"E' una frase fatta, ma sono sinceramente felice ed emozionato di essere qui: esattamente dieci anni fa al Torino Film Festival vincevo il premio per "Latina/Littoria", e tornare qui con un film che è anche un ritorno alla mia città, Latina, è un motivo di ancora maggiore emozione. Quel film arrivava poi a dieci anni da un altro film su Latina, "Piccola America", e quindi c'è una specie di geometria del tempo...".
"Il film ha avuto una gestazione molto difficile, perché a un certo punto l'Italia si stava scoprendo nuclearista. Non è un film di militanza nuclearista, per me il nucleare è un pretesto per raccontare l'Italia di oggi attraverso il territorio, è una cosa che mi appassiona molto".
"Sono cresciuto nella pianura Pontina, terra che è un po' "far west", che rappresenta nel male e nel bene il nostro paese: a Latina si è consumata l'avventura del nucleare, con tutte le sue illusioni, e quello che ne viene fuori è un diario, un viaggio, in cui ho rinunciato in parte alle mie fissazioni sul cinema d'autore. Mi sono messo in mezzo, ho raccontato in prima persona".

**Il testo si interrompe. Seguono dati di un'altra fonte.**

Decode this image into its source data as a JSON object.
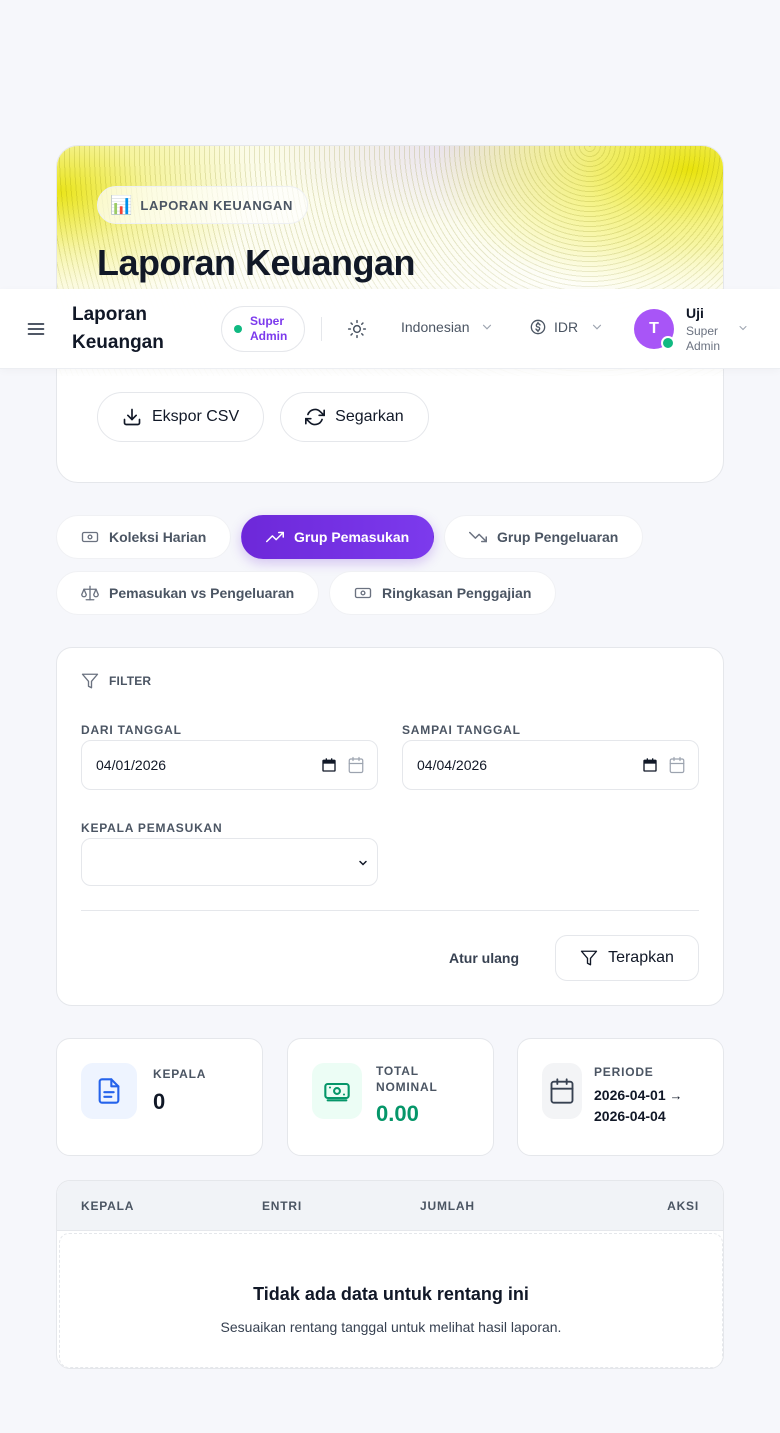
{
  "hero": {
    "badge_icon": "bar-chart-emoji",
    "badge_emoji": "📊",
    "badge_label": "LAPORAN KEUANGAN",
    "title": "Laporan Keuangan",
    "export_label": "Ekspor CSV",
    "refresh_label": "Segarkan"
  },
  "topbar": {
    "title": "Laporan Keuangan",
    "role_badge": "Super Admin",
    "language": "Indonesian",
    "currency": "IDR",
    "avatar_initial": "T",
    "user_name": "Uji",
    "user_role": "Super Admin"
  },
  "tabs": [
    {
      "label": "Koleksi Harian",
      "icon": "banknote-icon",
      "active": false
    },
    {
      "label": "Grup Pemasukan",
      "icon": "trending-up-icon",
      "active": true
    },
    {
      "label": "Grup Pengeluaran",
      "icon": "trending-down-icon",
      "active": false
    },
    {
      "label": "Pemasukan vs Pengeluaran",
      "icon": "scale-icon",
      "active": false
    },
    {
      "label": "Ringkasan Penggajian",
      "icon": "banknote-icon",
      "active": false
    }
  ],
  "filter": {
    "heading": "FILTER",
    "from_label": "DARI TANGGAL",
    "from_value": "04/01/2026",
    "to_label": "SAMPAI TANGGAL",
    "to_value": "04/04/2026",
    "head_label": "KEPALA PEMASUKAN",
    "head_value": "",
    "reset_label": "Atur ulang",
    "apply_label": "Terapkan"
  },
  "stats": {
    "heads_label": "KEPALA",
    "heads_value": "0",
    "total_label": "TOTAL NOMINAL",
    "total_value": "0.00",
    "period_label": "PERIODE",
    "period_start": "2026-04-01",
    "period_arrow": "→",
    "period_end": "2026-04-04"
  },
  "table": {
    "columns": [
      "KEPALA",
      "ENTRI",
      "JUMLAH",
      "AKSI"
    ],
    "empty_title": "Tidak ada data untuk rentang ini",
    "empty_subtitle": "Sesuaikan rentang tanggal untuk melihat hasil laporan."
  },
  "colors": {
    "accent": "#6d28d9",
    "success": "#10b981",
    "avatar": "#a855f7",
    "total_value": "#059669"
  }
}
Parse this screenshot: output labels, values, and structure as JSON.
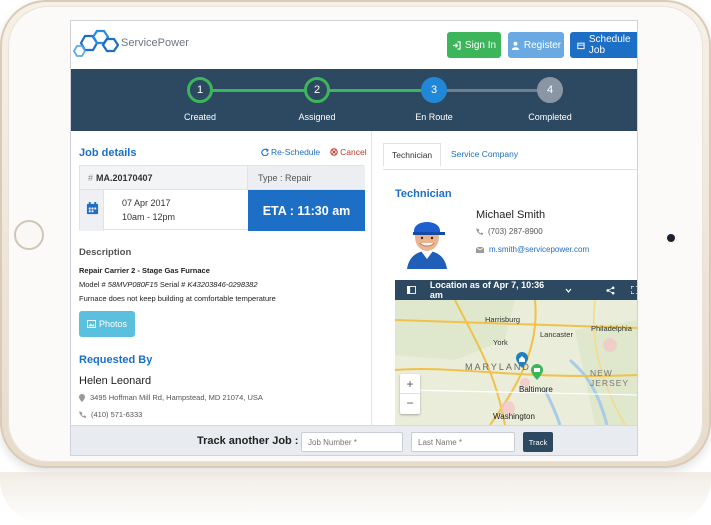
{
  "header": {
    "brand": "ServicePower",
    "signin_label": "Sign In",
    "register_label": "Register",
    "schedule_label": "Schedule Job"
  },
  "progress": {
    "steps": [
      {
        "number": "1",
        "label": "Created",
        "state": "done"
      },
      {
        "number": "2",
        "label": "Assigned",
        "state": "done"
      },
      {
        "number": "3",
        "label": "En Route",
        "state": "current"
      },
      {
        "number": "4",
        "label": "Completed",
        "state": "pending"
      }
    ]
  },
  "job": {
    "title": "Job details",
    "reschedule_label": "Re-Schedule",
    "cancel_label": "Cancel",
    "number_prefix": "#",
    "number": "MA.20170407",
    "type": "Type : Repair",
    "date": "07 Apr 2017",
    "time_window": "10am - 12pm",
    "eta": "ETA : 11:30 am"
  },
  "description": {
    "title": "Description",
    "heading": "Repair Carrier 2 - Stage Gas Furnace",
    "model_label": "Model #",
    "model_value": "58MVP080F15",
    "serial_label": "Serial #",
    "serial_value": "K43203846-0298382",
    "note": "Furnace does not keep building at comfortable temperature",
    "photos_label": "Photos"
  },
  "requester": {
    "title": "Requested By",
    "name": "Helen Leonard",
    "address": "3495 Hoffman Mill Rd, Hampstead, MD 21074, USA",
    "phone": "(410) 571-6333"
  },
  "tabs": [
    "Technician",
    "Service Company"
  ],
  "technician": {
    "section_title": "Technician",
    "name": "Michael Smith",
    "phone": "(703) 287-8900",
    "email": "m.smith@servicepower.com"
  },
  "map": {
    "location_text": "Location as of Apr 7, 10:36 am",
    "labels": [
      "Harrisburg",
      "Lancaster",
      "Philadelphia",
      "York",
      "MARYLAND",
      "Baltimore",
      "Washington",
      "NEW JERSEY"
    ],
    "zoom_in": "+",
    "zoom_out": "−"
  },
  "footer": {
    "label": "Track another Job :",
    "job_placeholder": "Job Number *",
    "lastname_placeholder": "Last Name *",
    "button": "Track"
  },
  "colors": {
    "accent": "#1c6fc4",
    "nav": "#2c4961",
    "step_done": "#3db55a",
    "step_current": "#2188d8",
    "step_pending": "#8a96a3"
  }
}
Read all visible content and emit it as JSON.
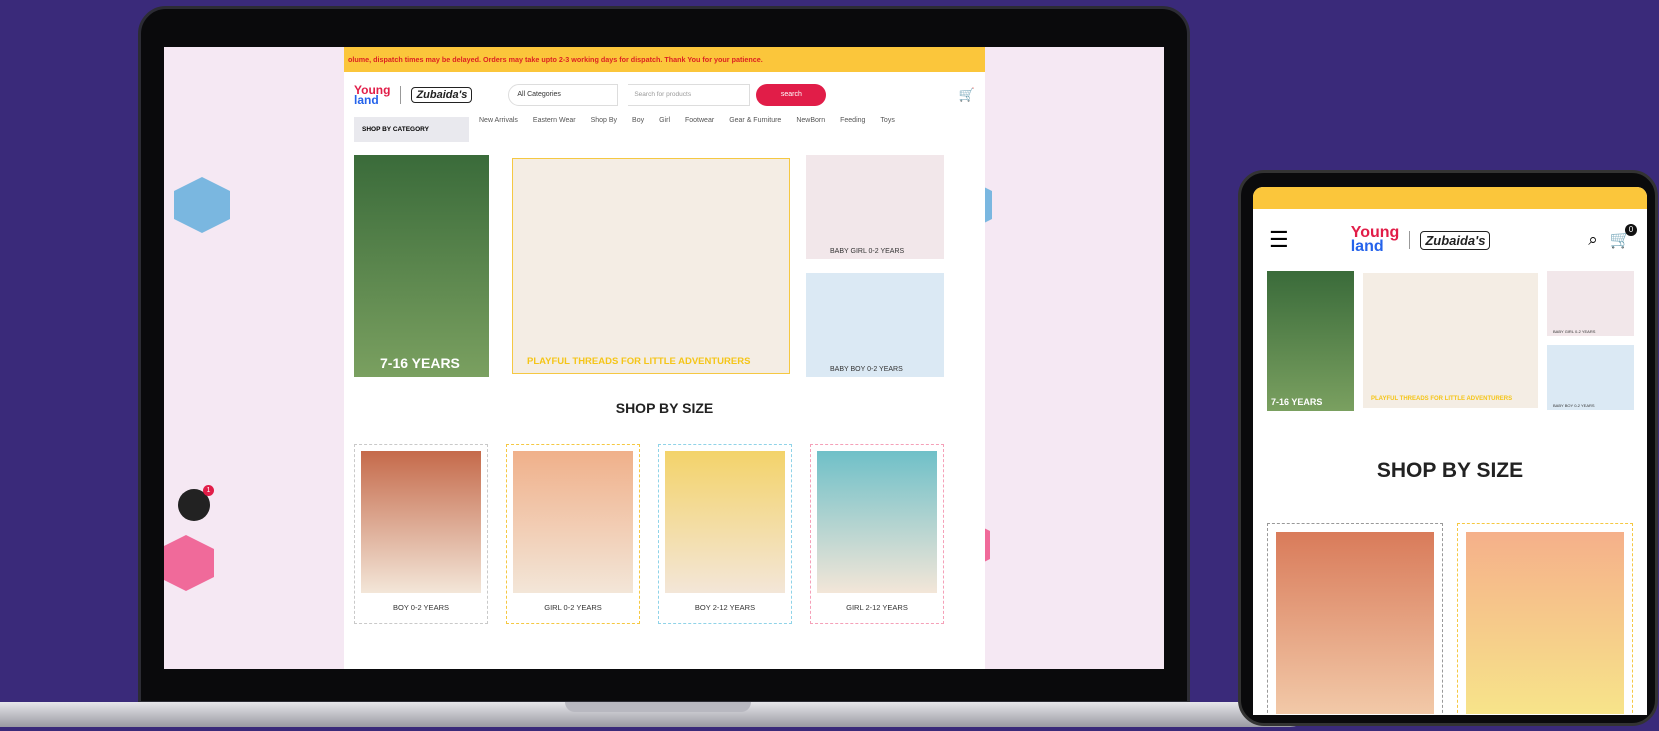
{
  "desktop": {
    "banner": "olume, dispatch times may be delayed. Orders may take upto 2-3 working days for dispatch. Thank You for your patience.",
    "logo_young": "Young",
    "logo_land": "land",
    "logo_zubaida": "Zubaida's",
    "category_select": "All Categories",
    "search_placeholder": "Search for products",
    "search_button": "search",
    "shop_by_category": "SHOP BY CATEGORY",
    "nav": [
      "New Arrivals",
      "Eastern Wear",
      "Shop By",
      "Boy",
      "Girl",
      "Footwear",
      "Gear & Furniture",
      "NewBorn",
      "Feeding",
      "Toys"
    ],
    "hero_left_label": "7-16 YEARS",
    "hero_center_label": "PLAYFUL THREADS FOR LITTLE ADVENTURERS",
    "hero_right_top_label": "BABY GIRL 0-2 YEARS",
    "hero_right_bottom_label": "BABY BOY 0-2 YEARS",
    "section_title": "SHOP BY SIZE",
    "sizes": [
      "BOY 0-2 YEARS",
      "GIRL 0-2 YEARS",
      "BOY 2-12 YEARS",
      "GIRL 2-12 YEARS"
    ],
    "chat_badge": "1"
  },
  "mobile": {
    "cart_count": "0",
    "hero_left_label": "7-16 YEARS",
    "hero_center_label": "PLAYFUL THREADS FOR LITTLE ADVENTURERS",
    "hero_right_top_label": "BABY GIRL 0-2 YEARS",
    "hero_right_bottom_label": "BABY BOY 0-2 YEARS",
    "section_title": "SHOP BY SIZE"
  },
  "colors": {
    "background": "#3a2a7a",
    "accent": "#e11d48",
    "banner": "#fbc63b"
  }
}
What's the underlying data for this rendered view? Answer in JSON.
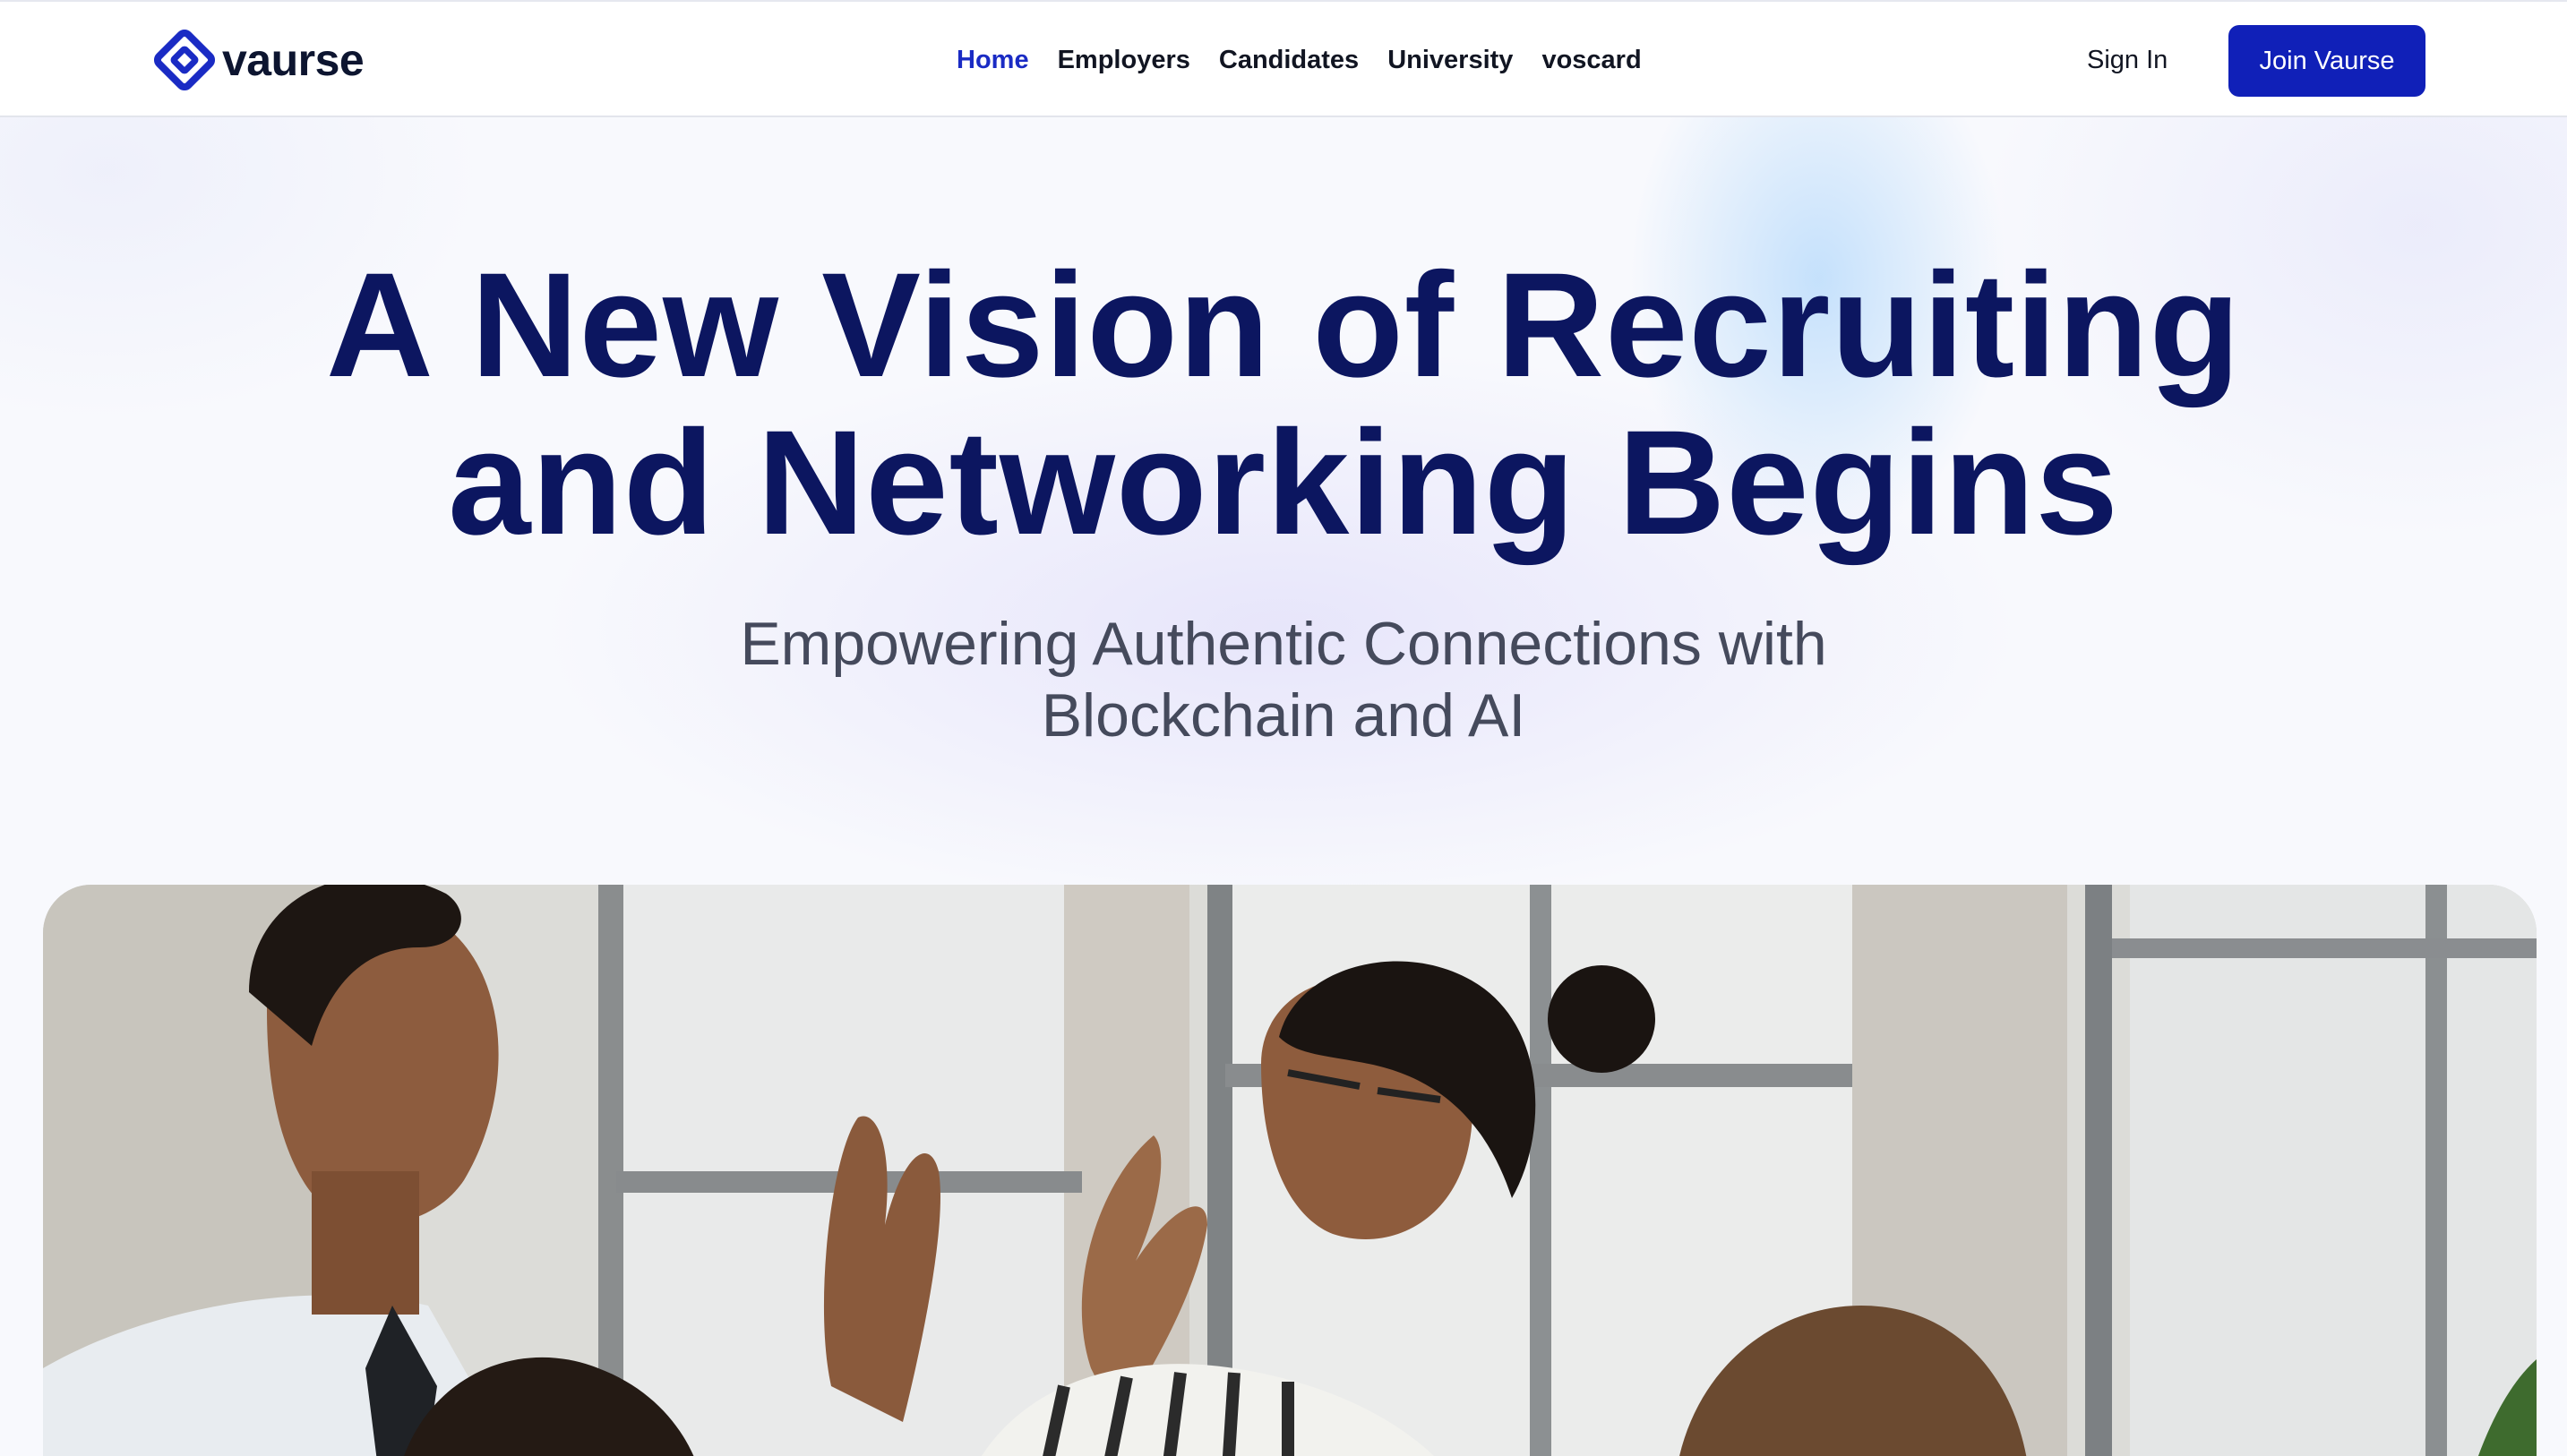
{
  "brand": {
    "name": "vaurse",
    "logo_icon": "diamond-logo-icon",
    "accent": "#1020b8"
  },
  "nav": {
    "links": [
      {
        "label": "Home",
        "active": true
      },
      {
        "label": "Employers",
        "active": false
      },
      {
        "label": "Candidates",
        "active": false
      },
      {
        "label": "University",
        "active": false
      },
      {
        "label": "voscard",
        "active": false
      }
    ],
    "sign_in": "Sign In",
    "join": "Join Vaurse"
  },
  "hero": {
    "headline_line1": "A New Vision of Recruiting",
    "headline_line2": "and Networking Begins",
    "subhead_line1": "Empowering Authentic Connections with",
    "subhead_line2": "Blockchain and AI",
    "headline_color": "#0c1660"
  },
  "photo": {
    "subject": "office-team-high-five-photo"
  }
}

"Non possiamo permetterci di fare solo il "bel film", un film deve essere anche specchio del suo tempo: questi tempi così difficili non sono tempi in cui dobbiamo solo piangere, dobbiamo essere coscienti di ciò che abbiamo. Arrabbiarci ma anche interrogare, provocare, che è quello che deve fare il cinema secondo me, e che in Italia ormai fa solo più il genere documentario".